Autor: Richard Mitch
Unser Team hat es sich zur Aufgabe gemacht, Ausländer, die aus beruflichen, familiären oder anderen Gründen nach Ungarn gezogen sind und hier ihr tägliches Leben verbringen, zu erreichen und ihnen eine Stimme zu geben. Wir möchten verstehen, wie sie das Leben hier empfinden, mit welchen Schwierigkeiten sie konfrontiert sind, wie es ihnen gelungen ist, sich zu integrieren, und was sie über Ungarn und ihren Wohnsitz denken. Deshalb haben wir eine Serie gestartet, in der wir hier lebende Ausländer über ihre Arbeit und ihre Erfahrungen in unserem Land befragen.
Bitte lesen Sie diesen Beitrag von Richard Mitch, einem britischen Staatsbürger und Englischlehrer.

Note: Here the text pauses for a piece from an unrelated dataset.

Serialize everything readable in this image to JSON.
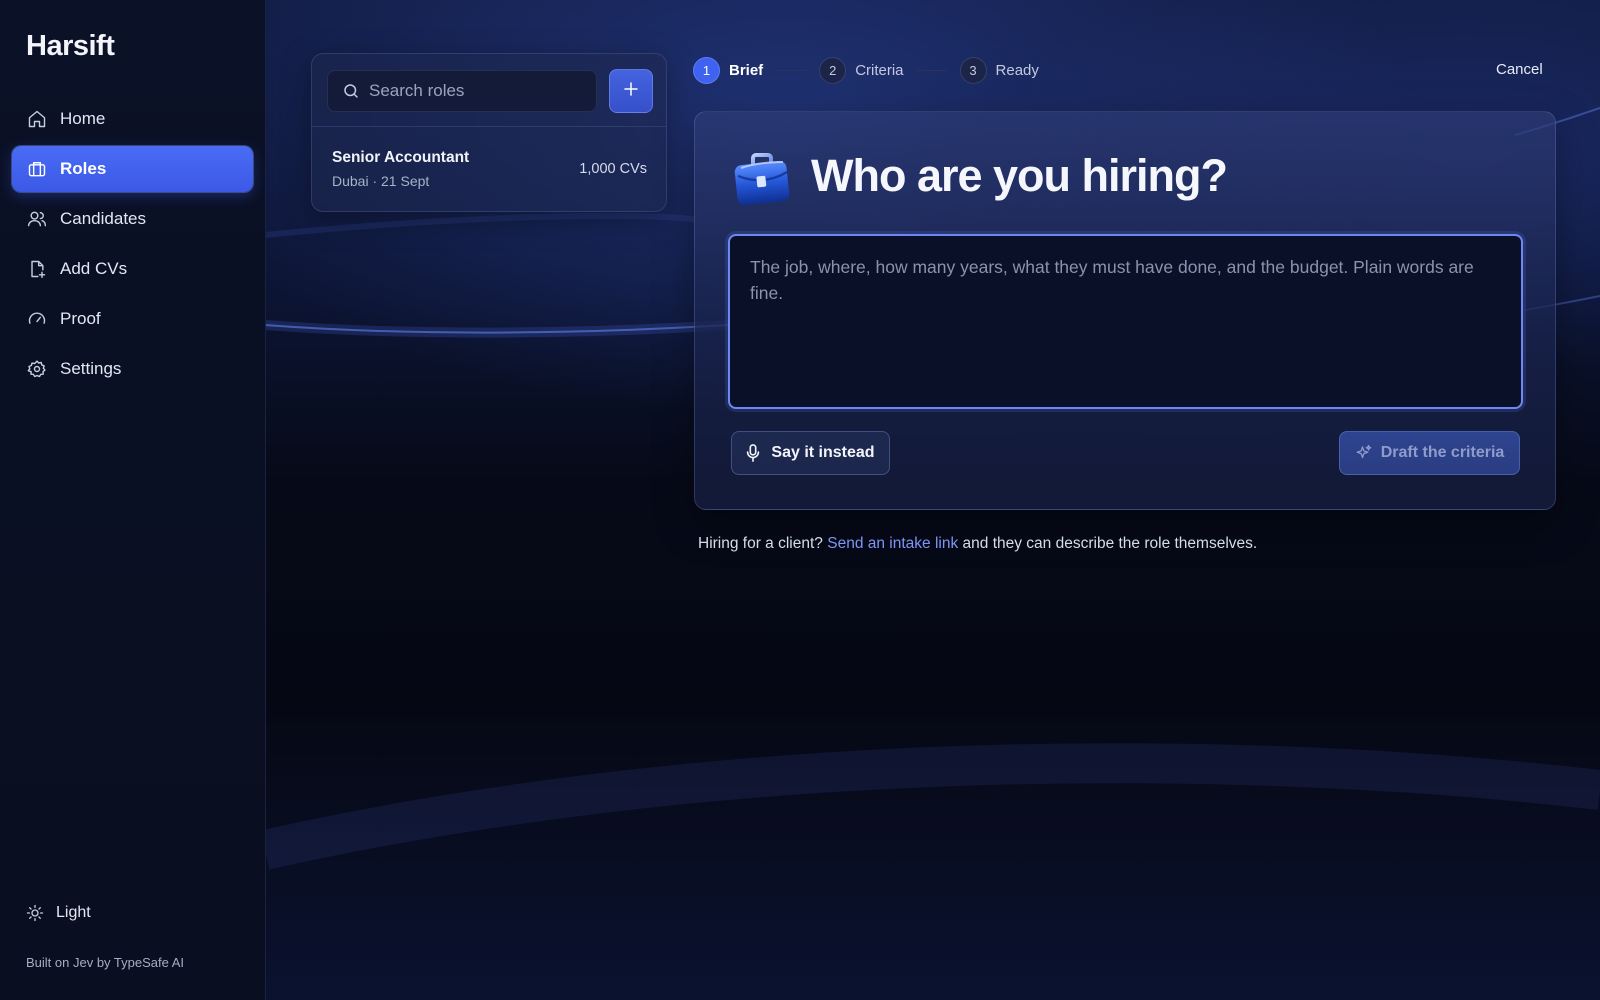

Ich verbrachte einige Jahre als glücklicher Single in England, steckte meine Energie in die Arbeit und das Fitnessstudio und redete mir ein, dass ich keine Zeit für Beziehungen hätte. Dann sagte mein Mitbewohner eines Abends: “Mitch, du hast Geburtstag, du musst mal raus.” Wider besseres Wissen tat ich das, und so lernte ich Edina kennen. Es war Liebe auf den ersten Blick, obwohl ich, ob Sie es glauben oder nicht, ein wenig reserviert war. Sie hingegen war es nicht. Sie hatte diese feurige ungarische Direktheit, die ich später so gut kennenlernen sollte. Der Geburtstag ihres Freundes war der Beginn eines ganz neuen Lebens.
Wir besuchten Ungarn viele Male zusammen, und jedes Mal fühlte ich mich mehr zu Hause. Da ich aus Großbritannien kam, war es, als würde ich in die 80er Jahre zurückkehren, und das meine ich im besten Sinne des Wortes. Es erinnerte mich an meine Kindheit: einfacher, langsamer, mit einer Wärme, von der ich fast vergessen hatte, dass sie existiert. Edinas Familie empfing mich mit offenen Armen, aber auch mit Pálinka, Unicum, Gulasch und Gerichten, von denen ich sicher war, dass sie im Himmel gekocht worden waren. Am Ende dieser Reisen verliebte ich mich nicht nur in sie, sondern auch in Ungarn. Im Februar 2008 lernte ich Edina kennen, und im April 2015 zog ich schließlich um.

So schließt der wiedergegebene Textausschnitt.